1313852075|%e %B %Y, %H:%M
Tags messaging
This is the fourth article in a series about designing messaging architectures.
Resiliency Groups
To understand what we mean by “resiliency” or its cousin “reliability”, we need to look at their alter ego: “failure”. We can consider failure originating from:
- Application code can throw unhandled exceptions, crash, run out of memory or other resources, get into a deadlock or inifinite loop and therefore stop responding to input. This is the most likely, as the application code is less likely to be shared across other systems.
- System code, such as the messaging middleware, can die, or even run out of memory (e.g. caused by slow subscribers). This should happen less than in application code, if only because other systems will probably also using the same middleware and therefore find and identify bugs which can be applied to other deployments.
- Message queues can overflow
- Network transmission can fail temporarily, causing intermittent message loss.
- Hardware can also fail: servers, network switches to entire data centers.
For the purposes of this article, we will look at how to mitigate the failure of an individual Service Component instance. A key insight is that consideration of the strategies required to mitigate each of the different failure modes listed above must be included in the design from day 1. Wherever possible, the implementation of messaging resiliency design should be moved away from application code into the “Bus” layer or the middleware system; so that a common set of strategies can be applied across all Components.

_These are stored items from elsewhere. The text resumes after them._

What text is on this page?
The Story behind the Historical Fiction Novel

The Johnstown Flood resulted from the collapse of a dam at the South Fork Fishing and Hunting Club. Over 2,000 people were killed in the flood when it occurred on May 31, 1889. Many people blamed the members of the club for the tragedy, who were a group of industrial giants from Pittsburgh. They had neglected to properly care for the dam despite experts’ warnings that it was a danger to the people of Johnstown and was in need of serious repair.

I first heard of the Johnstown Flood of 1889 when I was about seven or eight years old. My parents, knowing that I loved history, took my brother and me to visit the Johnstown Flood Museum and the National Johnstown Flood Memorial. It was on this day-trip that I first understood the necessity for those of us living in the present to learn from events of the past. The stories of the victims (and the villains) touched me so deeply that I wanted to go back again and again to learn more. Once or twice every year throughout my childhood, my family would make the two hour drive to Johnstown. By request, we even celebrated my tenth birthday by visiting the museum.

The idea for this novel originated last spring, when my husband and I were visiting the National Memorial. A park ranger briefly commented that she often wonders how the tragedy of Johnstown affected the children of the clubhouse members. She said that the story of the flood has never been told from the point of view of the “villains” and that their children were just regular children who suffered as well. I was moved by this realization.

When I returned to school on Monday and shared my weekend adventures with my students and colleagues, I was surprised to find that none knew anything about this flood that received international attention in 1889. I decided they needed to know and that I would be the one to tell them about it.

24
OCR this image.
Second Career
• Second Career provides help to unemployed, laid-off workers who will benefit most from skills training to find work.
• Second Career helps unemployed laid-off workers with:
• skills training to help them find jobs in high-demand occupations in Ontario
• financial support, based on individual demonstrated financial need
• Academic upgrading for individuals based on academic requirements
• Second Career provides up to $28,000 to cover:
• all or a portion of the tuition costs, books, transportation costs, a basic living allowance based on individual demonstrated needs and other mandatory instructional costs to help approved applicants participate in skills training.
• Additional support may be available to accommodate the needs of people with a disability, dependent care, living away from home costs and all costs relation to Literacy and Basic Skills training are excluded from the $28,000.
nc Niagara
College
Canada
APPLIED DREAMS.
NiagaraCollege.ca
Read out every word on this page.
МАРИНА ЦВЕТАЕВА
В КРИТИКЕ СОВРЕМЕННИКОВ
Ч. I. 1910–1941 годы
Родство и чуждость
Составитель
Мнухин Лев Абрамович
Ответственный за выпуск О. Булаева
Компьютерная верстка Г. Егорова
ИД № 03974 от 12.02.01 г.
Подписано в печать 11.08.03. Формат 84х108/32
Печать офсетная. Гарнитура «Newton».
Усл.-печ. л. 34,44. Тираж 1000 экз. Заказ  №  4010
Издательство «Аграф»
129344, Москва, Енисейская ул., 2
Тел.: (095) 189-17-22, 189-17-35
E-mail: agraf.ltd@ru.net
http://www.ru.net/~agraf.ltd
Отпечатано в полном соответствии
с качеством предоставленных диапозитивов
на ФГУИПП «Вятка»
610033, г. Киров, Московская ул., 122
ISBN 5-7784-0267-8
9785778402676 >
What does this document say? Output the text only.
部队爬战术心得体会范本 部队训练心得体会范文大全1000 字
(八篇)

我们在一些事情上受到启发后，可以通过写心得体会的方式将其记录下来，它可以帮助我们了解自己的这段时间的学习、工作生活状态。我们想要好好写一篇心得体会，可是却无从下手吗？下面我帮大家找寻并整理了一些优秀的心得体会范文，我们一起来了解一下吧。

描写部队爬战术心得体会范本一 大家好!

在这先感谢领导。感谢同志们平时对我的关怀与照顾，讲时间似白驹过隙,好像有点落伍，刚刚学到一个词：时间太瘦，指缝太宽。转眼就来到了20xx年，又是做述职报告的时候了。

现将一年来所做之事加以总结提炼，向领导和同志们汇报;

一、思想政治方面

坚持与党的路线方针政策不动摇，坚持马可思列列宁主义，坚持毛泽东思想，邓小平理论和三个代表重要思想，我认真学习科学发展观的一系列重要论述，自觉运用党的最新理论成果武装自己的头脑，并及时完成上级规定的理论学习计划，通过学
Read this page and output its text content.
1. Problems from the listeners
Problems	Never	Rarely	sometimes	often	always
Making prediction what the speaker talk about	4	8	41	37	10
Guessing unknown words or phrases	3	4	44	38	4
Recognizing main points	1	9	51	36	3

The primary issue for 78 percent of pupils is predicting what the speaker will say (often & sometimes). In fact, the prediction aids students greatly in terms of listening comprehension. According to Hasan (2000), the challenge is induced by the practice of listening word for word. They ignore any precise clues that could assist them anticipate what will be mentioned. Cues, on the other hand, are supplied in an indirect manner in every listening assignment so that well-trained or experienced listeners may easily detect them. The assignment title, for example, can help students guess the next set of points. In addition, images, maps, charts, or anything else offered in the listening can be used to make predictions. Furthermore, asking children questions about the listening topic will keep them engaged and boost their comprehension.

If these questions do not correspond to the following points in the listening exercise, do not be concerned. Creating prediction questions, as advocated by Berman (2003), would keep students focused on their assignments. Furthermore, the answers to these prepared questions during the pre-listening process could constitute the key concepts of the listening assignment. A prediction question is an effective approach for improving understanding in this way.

Components in a SOA architecture are defined by the Service(s) that each type provides. If we assume that the Services are only provided by Component instances of the same type (i.e. with the same application code), the resiliency strategy for those instances needs to be considered. Additionally, scalability needs to be factored into the design; how many instances of the same Component are required in the local / global system to fulfil the performance requirements for the Service.
One approach is to define, by configuration (see above), one or more Resiliency Groups for each Component type. A Resiliency Group will ensure that exactly one instance of the Component within the Group will receive and process a given message sent to the Service on the Logical Message Bus, known as the “Primary” (P). Backup instances (see below) are denoted as Secondary (S) and maybe also Disaster Recovery (D) instances that run on dedicated DR – ready infrastructure.
Scalability is provided by splitting the message workload across multiple Resiliency Groups (e.g. may be located in different WAN regions). The most efficient way to achieve this is likely to be using topic subscription filtering, based on information in the topic name itself, enabling the horizontal scaling to be mediated by the messaging infrastructure and Logical Message Bus, rather than in application code.
Primary Instances within the Group will receive messages from the Logical Message Bus (if more than one Primary, messaging layer can route to different Primary instances based on an appropriate routing logic: LRU, Round-Robin etc)
Secondary & DR Instances can run in hot standby (receiving messages, processing them to update internal state, but not generating any output or effect), warm standby (initialized and running, but not receiving messages), or cold standby (instance not running unless required).
Primary and Secondary / DR instances can then be composed into Resiliency Groups; with the Group behaviour mediated by the software layer forming the Logical Message Bus on top of the messaging infrastructure. It would use heartbeating or similar to observe component failures and ensure the appropriate role change occurs to a backup instance in the Group:
- PPD (or PPPPD !). Two or more Primary instances, with a load balancing function to distribute the message load across the active Primary instances. The DR Instance would only become active and start processing messages if no Primary instances were running in the Group.
- PSD. One Primary instance processes all messages; the S and D instances are running in warm standby. If the Primary instance should fail, the Secondary instance will detect and take over the Primary role. If the Secondary instance should fail, the DR instance would take over. If the previously failed instance should restart successfully, it would join as a new Secondary instance.
The role handover used in PSD depends if the Service(s) provided by the Component are stateless or not; if stateless then the new Primary instance can go straight ahead and process the next message. If message processing is stateful, the new instance must synchronize its internal state (e.g. from a persistent store or other Service) before commencing to process the message stream.